20090714 - Hybrid Cached Raycast and Reproject Raster
I've been suggesting this idea and permutations of this idea partly because I'd like to see someone try it, and I'm busy "traversing" a different solution to a similar problem (just geared towards dynamic rather than more static geometry). Undoubtedly there are those who have thought of this, just I haven't seen a paper on it yet.
The rough idea is to amortize the ray traversal cost over many frames and to make use of both spacial and temporal coherence. This shares a lot of similarities to video compression, in regards to reprojection being like motion prediction in B/P-frames, and the tile cache being like bits of I-frames.
The idea uses a traversal tile cache. A tile being a warp or vector (SIMD) friendly packet of the result of raycasts into an object in the scene. For example for CUDA, a tile might be a 8x4 grid of raycasts. An object might be the entire static world, or a character, or a dynamic object. Tiles are associated with an object ID so that the tile can be correctly reprojected as the object and view moves.
Tracing into a skinned character is a separate problem for which I don't have a good direct solution. However, given a solution to this problem, one could use the per tile object ID to "re-skin" the tile during reprojection. Actually one would want to store the tile in the base pose coordinate space, and simply apply the bones to the fragments in the tile to do the reprojection.
Tiles in the cache become less valid as objects move or the view changes. Each frame the cache gets updated to fill areas of the view(s) (note, there might be multiple views such as shadowmaps, etc) which have sparse coverage. Tile cache update rate would scale to match the capacity of the GPU.
Drawing the frame would be done via a composite pass which re-projects, lights, and blends all the cached tiles (and fills in any holes). Part of lighting could very well be done in tile space, and at a frequency lower than the screen refresh for low frequency lighting, and perhaps in image space at the screen refresh rate for high frequency lighting like specular and hard shadows.

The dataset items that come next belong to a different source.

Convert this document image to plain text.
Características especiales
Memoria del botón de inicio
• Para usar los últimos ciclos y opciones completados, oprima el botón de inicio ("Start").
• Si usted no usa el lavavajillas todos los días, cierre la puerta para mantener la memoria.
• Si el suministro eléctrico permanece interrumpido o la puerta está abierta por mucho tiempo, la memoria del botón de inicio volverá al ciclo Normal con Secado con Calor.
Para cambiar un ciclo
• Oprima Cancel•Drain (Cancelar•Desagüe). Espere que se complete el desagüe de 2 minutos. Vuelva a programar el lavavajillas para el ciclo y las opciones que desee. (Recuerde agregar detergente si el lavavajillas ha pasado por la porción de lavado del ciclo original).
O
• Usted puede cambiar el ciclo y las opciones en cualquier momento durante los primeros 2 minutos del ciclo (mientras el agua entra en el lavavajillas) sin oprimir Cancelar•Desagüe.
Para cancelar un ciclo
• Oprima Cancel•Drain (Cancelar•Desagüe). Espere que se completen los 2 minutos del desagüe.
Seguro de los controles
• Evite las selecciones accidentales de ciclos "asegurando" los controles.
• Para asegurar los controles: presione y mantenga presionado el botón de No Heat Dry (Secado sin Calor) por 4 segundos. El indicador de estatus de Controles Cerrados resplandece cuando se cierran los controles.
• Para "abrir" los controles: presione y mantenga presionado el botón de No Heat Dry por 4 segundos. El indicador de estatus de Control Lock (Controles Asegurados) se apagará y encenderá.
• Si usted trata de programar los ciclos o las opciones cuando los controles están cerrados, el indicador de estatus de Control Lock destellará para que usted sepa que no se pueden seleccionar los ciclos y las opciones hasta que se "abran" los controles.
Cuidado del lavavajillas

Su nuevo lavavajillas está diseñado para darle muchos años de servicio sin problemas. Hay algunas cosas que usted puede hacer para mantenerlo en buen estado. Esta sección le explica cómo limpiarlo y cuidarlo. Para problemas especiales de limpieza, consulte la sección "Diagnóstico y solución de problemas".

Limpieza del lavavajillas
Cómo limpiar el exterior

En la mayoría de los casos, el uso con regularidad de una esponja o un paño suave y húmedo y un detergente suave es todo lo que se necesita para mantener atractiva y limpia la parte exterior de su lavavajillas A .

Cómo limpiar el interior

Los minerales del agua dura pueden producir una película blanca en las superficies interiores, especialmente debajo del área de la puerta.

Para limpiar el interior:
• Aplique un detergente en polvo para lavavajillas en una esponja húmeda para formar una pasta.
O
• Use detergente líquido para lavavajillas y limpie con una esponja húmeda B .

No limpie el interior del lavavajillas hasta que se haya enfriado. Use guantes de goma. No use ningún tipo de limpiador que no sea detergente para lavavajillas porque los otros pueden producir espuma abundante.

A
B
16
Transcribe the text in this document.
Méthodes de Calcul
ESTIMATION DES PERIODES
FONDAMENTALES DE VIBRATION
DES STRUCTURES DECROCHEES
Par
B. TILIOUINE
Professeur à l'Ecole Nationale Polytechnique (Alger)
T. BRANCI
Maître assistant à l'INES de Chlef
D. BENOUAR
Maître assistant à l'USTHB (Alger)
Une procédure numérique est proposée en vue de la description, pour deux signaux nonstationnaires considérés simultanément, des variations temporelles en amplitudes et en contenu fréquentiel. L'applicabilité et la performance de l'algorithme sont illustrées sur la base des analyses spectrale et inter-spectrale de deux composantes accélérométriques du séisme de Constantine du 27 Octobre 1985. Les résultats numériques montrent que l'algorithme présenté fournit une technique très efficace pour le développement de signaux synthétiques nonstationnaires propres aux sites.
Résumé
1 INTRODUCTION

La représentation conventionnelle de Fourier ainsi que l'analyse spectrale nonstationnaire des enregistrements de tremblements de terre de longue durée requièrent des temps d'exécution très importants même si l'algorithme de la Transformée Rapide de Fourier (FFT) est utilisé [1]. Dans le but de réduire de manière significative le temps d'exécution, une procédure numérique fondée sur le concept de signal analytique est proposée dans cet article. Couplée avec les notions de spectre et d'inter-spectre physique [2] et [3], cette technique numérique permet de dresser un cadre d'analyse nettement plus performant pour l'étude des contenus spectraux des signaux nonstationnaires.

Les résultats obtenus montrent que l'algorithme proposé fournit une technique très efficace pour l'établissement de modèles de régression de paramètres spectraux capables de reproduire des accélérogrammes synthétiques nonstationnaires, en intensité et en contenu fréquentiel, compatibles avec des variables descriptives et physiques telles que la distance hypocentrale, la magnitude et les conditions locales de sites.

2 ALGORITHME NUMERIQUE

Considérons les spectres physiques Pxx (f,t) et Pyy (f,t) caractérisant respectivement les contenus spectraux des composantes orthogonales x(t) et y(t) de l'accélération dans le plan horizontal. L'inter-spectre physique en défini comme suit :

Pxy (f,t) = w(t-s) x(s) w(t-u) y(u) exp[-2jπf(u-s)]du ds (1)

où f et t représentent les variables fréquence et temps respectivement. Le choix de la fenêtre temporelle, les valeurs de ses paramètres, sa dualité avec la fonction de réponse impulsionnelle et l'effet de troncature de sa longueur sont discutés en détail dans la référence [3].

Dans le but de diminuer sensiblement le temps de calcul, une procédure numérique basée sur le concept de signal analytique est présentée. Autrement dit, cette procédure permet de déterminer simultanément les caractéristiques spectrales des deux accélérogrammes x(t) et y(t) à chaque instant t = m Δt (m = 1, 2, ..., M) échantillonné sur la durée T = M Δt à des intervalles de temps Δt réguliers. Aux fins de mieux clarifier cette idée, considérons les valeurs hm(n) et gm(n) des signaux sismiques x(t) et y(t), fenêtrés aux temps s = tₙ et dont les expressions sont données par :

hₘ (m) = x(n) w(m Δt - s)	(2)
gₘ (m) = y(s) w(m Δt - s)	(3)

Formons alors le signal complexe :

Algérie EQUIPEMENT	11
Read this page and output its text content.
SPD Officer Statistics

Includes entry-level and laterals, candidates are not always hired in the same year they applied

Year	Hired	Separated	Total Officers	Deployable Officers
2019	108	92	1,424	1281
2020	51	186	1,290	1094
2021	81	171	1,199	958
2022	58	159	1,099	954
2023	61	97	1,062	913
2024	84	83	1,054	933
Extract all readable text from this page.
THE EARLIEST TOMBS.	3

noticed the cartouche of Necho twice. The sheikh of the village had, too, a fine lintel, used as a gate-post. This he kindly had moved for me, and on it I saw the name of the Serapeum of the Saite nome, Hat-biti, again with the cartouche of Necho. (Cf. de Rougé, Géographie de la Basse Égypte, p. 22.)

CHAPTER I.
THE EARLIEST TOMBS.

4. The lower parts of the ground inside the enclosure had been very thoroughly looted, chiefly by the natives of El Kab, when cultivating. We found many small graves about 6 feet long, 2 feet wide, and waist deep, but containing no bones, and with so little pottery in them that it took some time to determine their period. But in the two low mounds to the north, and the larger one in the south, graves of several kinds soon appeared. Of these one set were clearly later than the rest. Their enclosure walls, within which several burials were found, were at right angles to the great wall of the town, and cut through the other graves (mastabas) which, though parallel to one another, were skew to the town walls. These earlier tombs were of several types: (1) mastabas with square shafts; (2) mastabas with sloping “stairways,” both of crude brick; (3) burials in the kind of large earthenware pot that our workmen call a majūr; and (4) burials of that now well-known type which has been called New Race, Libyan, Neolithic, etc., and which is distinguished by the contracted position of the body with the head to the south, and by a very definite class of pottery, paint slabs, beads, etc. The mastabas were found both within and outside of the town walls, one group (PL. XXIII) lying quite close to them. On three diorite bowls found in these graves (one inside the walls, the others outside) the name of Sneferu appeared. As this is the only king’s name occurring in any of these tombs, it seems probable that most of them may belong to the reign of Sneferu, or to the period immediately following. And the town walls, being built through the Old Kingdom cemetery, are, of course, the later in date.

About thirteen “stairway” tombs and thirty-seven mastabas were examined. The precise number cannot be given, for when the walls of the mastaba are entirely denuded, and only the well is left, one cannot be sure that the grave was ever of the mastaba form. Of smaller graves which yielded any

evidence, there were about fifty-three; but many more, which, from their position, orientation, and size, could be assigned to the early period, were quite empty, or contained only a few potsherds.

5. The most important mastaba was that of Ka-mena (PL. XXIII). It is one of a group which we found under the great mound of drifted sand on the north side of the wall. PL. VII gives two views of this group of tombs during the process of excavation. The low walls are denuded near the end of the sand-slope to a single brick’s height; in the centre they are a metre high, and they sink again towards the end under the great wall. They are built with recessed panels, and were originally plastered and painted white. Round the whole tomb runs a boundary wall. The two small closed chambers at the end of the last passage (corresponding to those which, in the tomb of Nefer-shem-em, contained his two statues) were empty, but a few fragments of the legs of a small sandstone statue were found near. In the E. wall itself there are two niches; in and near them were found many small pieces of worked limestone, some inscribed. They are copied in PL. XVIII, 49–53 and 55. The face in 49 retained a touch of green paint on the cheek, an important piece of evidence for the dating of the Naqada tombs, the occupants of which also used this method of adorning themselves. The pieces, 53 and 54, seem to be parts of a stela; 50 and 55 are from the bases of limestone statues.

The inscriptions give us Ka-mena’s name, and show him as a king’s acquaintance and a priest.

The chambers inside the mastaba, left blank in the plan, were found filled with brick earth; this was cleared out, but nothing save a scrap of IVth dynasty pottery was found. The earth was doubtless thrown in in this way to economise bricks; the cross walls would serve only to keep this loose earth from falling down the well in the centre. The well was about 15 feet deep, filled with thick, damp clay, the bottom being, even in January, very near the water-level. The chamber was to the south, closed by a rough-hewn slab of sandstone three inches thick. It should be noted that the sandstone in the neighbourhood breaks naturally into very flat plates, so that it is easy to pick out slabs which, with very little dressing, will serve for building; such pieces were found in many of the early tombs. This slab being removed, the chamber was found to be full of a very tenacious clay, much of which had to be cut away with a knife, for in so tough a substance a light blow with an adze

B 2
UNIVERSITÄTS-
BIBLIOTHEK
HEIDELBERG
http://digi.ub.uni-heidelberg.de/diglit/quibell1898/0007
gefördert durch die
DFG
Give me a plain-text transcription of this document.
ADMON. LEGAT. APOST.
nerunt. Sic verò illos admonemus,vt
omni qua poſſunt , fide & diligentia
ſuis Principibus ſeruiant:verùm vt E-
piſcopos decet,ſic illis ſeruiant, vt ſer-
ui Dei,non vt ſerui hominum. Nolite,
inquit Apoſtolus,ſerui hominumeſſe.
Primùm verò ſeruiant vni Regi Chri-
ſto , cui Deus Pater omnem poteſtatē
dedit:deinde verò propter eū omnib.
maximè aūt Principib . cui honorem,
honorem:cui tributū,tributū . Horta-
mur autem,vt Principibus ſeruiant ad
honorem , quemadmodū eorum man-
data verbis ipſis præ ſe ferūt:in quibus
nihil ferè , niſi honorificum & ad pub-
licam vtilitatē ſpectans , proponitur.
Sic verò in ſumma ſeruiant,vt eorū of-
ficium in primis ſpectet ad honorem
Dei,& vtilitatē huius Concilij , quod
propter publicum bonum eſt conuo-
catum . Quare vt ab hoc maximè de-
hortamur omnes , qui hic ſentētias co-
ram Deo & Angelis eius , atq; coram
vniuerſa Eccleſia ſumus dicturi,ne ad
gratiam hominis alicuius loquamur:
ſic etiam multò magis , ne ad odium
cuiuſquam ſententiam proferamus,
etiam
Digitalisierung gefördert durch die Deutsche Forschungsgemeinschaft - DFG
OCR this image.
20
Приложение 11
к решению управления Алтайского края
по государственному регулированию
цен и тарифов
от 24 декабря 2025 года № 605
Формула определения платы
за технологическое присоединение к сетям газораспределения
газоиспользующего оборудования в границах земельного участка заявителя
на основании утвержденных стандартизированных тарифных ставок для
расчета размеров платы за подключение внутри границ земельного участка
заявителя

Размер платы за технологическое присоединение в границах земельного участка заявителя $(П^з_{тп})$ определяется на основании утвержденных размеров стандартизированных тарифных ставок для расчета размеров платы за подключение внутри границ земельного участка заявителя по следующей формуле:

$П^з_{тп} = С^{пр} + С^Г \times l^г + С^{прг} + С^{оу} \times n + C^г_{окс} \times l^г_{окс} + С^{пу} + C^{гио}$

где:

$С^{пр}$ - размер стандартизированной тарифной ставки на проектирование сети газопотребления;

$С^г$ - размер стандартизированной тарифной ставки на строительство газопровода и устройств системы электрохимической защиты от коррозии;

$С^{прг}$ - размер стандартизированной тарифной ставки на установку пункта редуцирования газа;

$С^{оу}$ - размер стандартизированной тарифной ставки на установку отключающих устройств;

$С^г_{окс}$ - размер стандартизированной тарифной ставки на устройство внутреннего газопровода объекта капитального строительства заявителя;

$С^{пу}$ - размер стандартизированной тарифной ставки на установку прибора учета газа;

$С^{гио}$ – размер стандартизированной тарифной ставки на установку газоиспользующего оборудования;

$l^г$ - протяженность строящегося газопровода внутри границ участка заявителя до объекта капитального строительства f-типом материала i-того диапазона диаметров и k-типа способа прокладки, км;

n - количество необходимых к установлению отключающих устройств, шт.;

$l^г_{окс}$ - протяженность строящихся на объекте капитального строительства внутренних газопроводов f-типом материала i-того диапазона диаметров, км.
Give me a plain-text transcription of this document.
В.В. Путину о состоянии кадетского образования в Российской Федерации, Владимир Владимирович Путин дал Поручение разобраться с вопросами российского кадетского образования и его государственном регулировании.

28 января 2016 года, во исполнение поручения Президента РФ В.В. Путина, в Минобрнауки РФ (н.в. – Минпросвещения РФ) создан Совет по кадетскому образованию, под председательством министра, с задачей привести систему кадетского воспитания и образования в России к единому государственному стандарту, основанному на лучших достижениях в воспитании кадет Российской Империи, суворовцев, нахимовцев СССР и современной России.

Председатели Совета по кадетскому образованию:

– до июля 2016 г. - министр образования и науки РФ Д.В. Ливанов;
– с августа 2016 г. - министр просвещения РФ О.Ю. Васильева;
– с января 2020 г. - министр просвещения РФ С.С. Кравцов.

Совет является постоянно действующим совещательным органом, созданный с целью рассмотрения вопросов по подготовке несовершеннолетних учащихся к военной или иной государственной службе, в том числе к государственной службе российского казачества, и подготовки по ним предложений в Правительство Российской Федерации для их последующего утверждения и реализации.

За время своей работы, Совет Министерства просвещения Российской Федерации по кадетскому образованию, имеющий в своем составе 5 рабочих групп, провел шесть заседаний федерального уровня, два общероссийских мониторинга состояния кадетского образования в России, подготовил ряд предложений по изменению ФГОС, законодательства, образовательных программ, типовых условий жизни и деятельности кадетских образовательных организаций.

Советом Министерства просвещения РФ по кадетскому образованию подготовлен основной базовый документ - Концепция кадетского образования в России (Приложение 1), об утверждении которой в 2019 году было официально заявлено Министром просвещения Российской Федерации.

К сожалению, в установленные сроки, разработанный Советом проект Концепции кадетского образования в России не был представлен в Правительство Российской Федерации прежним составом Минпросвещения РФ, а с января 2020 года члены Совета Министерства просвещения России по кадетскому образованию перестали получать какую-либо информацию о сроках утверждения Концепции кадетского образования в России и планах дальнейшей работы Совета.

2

Ultimately the success and failure of this type of system depends on if the composite/reprojection cost is lower than the full traversal.
Compared to What I'm Doing
With classic ray traversal the structure is geared towards answering the question "if a ray intersects the object, what does it hit?". With my structure the traversal is geared towards answering the question, "given a lower quality version of the object in this 3D region, what does the next higher quality level of detail look like". In my case the traversal could be of any tree, even if the tree self intersects. In the case of a skinned object, classic ray traversal is a complex problem, in my case it is trivial.
I go directly down the tree without divergence, because my traversal doesn't go by ray intersection. However I depend on a reprojection scatter pass (which can be redone as a coarse binned scatter, local gather, or whatever form is fastest on the hardware). This reprojection scatter pass is used to prune out traversals of the tree which are not adding to visible nodes.
My scene is that of a forest of l-systems (64K roots, 2M nodes). Each traversal step is amazingly expensive (decompress rule, apply rule) compared to a triangle or voxel raycast or raytrace, and in my case the composite/reprojection step isn't as costly as traversal, so the hybrid traverse/raster works.
Not sure if the hybrid cached trace/raster approach will work well for classic raycasting, but I'd bet one of you out there will be answering this question in the next year or so!